Once the necessary libraries are installed and the environment variables are configured, you can use auto-instrumentation to trace your application. For example, run the following command to instrument your LangChain application with Elastic:

opentelemetry-instrument python langtrace-elastic-demo.py

The Langtrace OpenTelemetry library correctly captures the flow with minimal manual instrumentation, apart from integrating the OpenTelemetry library. Additionally, the LLM spans captured by Langtrace also include useful metadata such as token counts, model hyper-parameter settings etc. Note that the generated spans follow the OTEL GenAI semantics described here.

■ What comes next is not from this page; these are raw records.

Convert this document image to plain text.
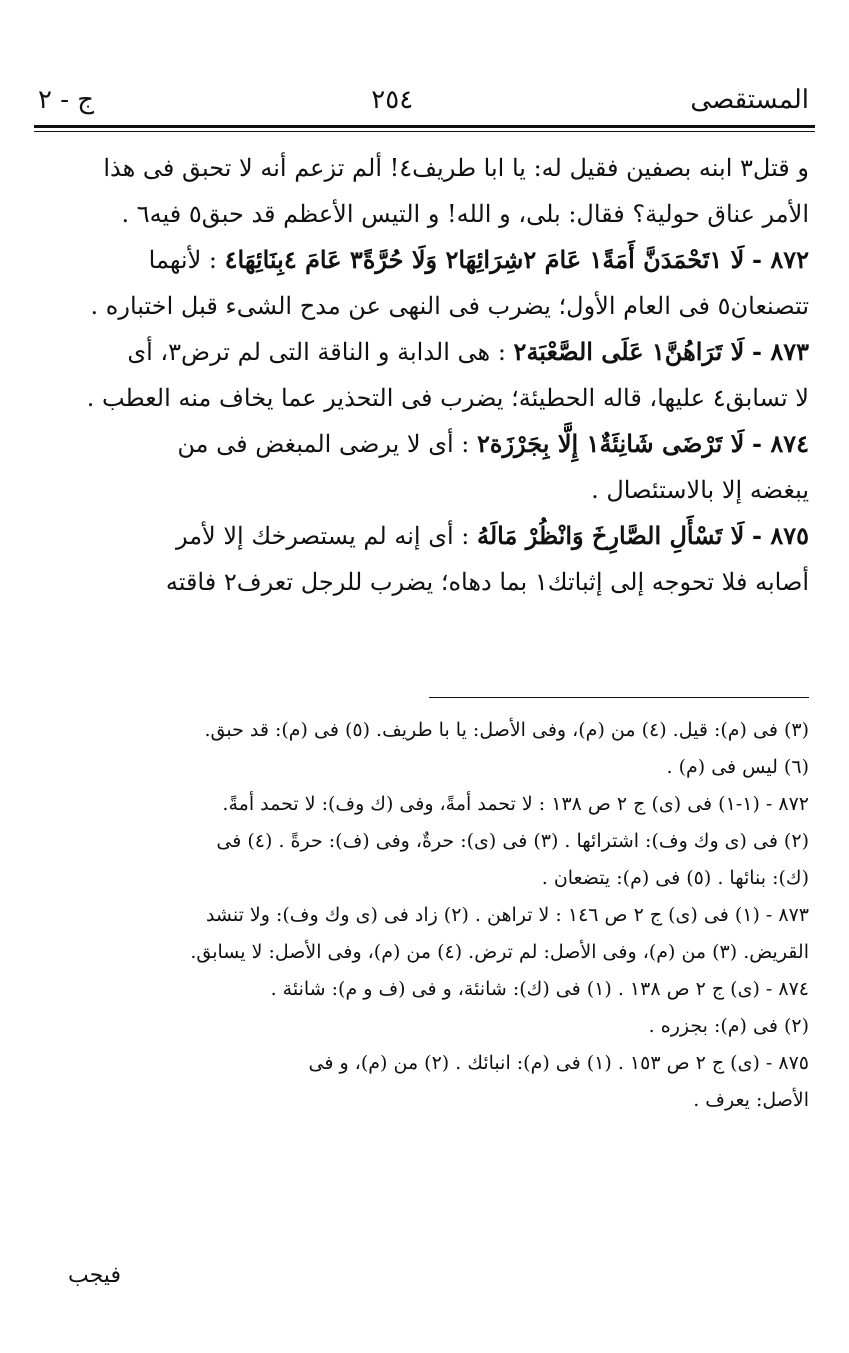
المستقصى
٢٥٤
ج - ٢
و قتل٣ ابنه بصفين فقيل له: يا ابا طريف٤! ألم تزعم أنه لا تحبق فى هذا
الأمر عناق حولية؟ فقال: بلى، و الله! و التيس الأعظم قد حبق٥ فيه٦ .
٨٧٢ - لَا ١تَحْمَدَنَّ أَمَةً١ عَامَ ٢شِرَائِهَا٢ وَلَا حُرَّةً٣ عَامَ ٤بِنَائِهَا٤ : لأنهما
تتصنعان٥ فى العام الأول؛ يضرب فى النهى عن مدح الشىء قبل اختباره .
٨٧٣ - لَا تَرَاهُنَّ١ عَلَى الصَّعْبَة٢ : هى الدابة و الناقة التى لم ترض٣، أى
لا تسابق٤ عليها، قاله الحطيئة؛ يضرب فى التحذير عما يخاف منه العطب .
٨٧٤ - لَا تَرْضَى شَانِئَةٌ١ إِلَّا بِجَرْزَة٢ : أى لا يرضى المبغض فى من
يبغضه إلا بالاستئصال .
٨٧٥ - لَا تَسْأَلِ الصَّارِخَ وَانْظُرْ مَالَهُ : أى إنه لم يستصرخك إلا لأمر
أصابه فلا تحوجه إلى إثباتك١ بما دهاه؛ يضرب للرجل تعرف٢ فاقته
(٣) فى (م): قيل. (٤) من (م)، وفى الأصل: يا با طريف. (٥) فى (م): قد حبق.
(٦) ليس فى (م) .
٨٧٢ - (١-١) فى (ى) ج ٢ ص ١٣٨ : لا تحمد أمةً، وفى (ك وف): لا تحمد أمةً.
(٢) فى (ى وك وف): اشترائها . (٣) فى (ى): حرةٌ، وفى (ف): حرةً . (٤) فى
(ك): بنائها . (٥) فى (م): يتضعان .
٨٧٣ - (١) فى (ى) ج ٢ ص ١٤٦ : لا تراهن . (٢) زاد فى (ى وك وف): ولا تنشد
القريض. (٣) من (م)، وفى الأصل: لم ترض. (٤) من (م)، وفى الأصل: لا يسابق.
٨٧٤ - (ى) ج ٢ ص ١٣٨ . (١) فى (ك): شانئة، و فى (ف و م): شانئة .
(٢) فى (م): بجزره .
٨٧٥ - (ى) ج ٢ ص ١٥٣ . (١) فى (م): انبائك . (٢) من (م)، و فى
الأصل: يعرف .
فيجب
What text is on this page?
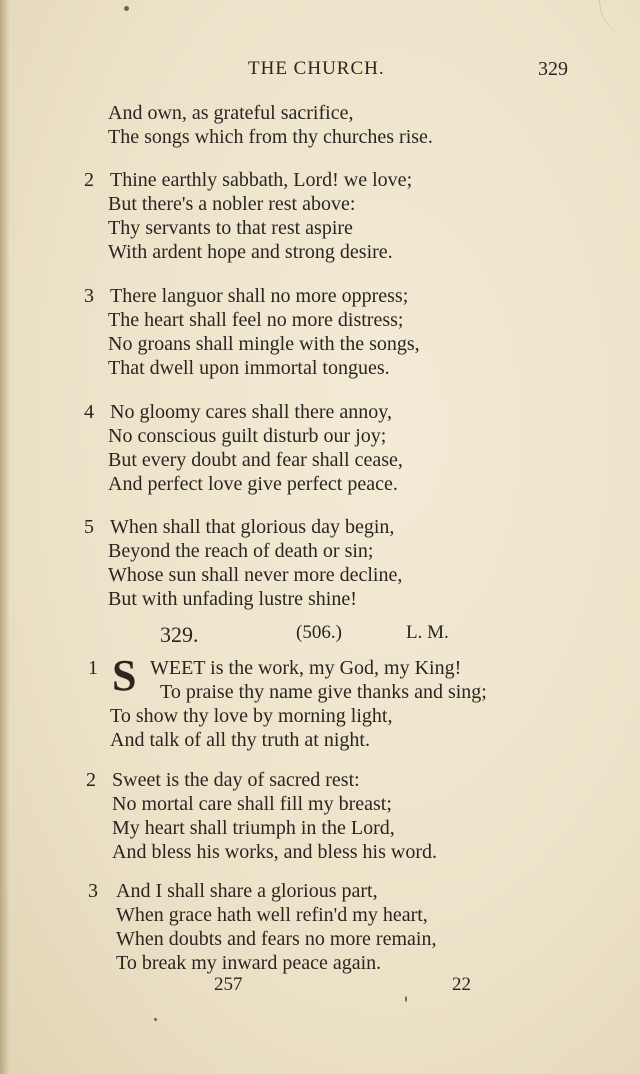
THE CHURCH.	329
And own, as grateful sacrifice,
The songs which from thy churches rise.
2 Thine earthly sabbath, Lord! we love;
But there's a nobler rest above:
Thy servants to that rest aspire
With ardent hope and strong desire.
3 There languor shall no more oppress;
The heart shall feel no more distress;
No groans shall mingle with the songs,
That dwell upon immortal tongues.
4 No gloomy cares shall there annoy,
No conscious guilt disturb our joy;
But every doubt and fear shall cease,
And perfect love give perfect peace.
5 When shall that glorious day begin,
Beyond the reach of death or sin;
Whose sun shall never more decline,
But with unfading lustre shine!
329.	(506.)	L. M.
1 S WEET is the work, my God, my King!
To praise thy name give thanks and sing;
To show thy love by morning light,
And talk of all thy truth at night.
2 Sweet is the day of sacred rest:
No mortal care shall fill my breast;
My heart shall triumph in the Lord,
And bless his works, and bless his word.
3 And I shall share a glorious part,
When grace hath well refin'd my heart,
When doubts and fears no more remain,
To break my inward peace again.
257	22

In summary, the instrumentation process involves:

Capturing customer input from the command line (Queries).
Sending these queries to the Azure OpenAI LLM via a LangChain.
Utilizing chain tools, such as DuckDuckGo, to perform searches.
The LLM processes the results and returns the relevant information to the user.

Conclusion

By combining the power of Langtrace with Elastic, developers can achieve unparalleled visibility into their LangChain applications, ensuring optimized performance and quicker debugging. This powerful combination simplifies the complex task of monitoring AI-driven systems, enabling you to focus on what truly matters—delivering value to your users. Throughout this blog,we've covered the following essential steps and concepts:

How to manually instrument Langchain with OpenTelemetry
How to properly initialize OpenTelemetry and add a custom span
How to easily set the OTLP ENDPOINT and OTLP HEADERS with Elastic without the need for a collector
How to view and analyze traces in Elastic Observability APM

These steps provide a clear and actionable guide for developers looking to integrate robust tracing capabilities into their LangChain applications.

We hope this guide makes understanding and implementing OpenTelemetry tracing for LangChain simple, ensuring seamless integration with Elastic.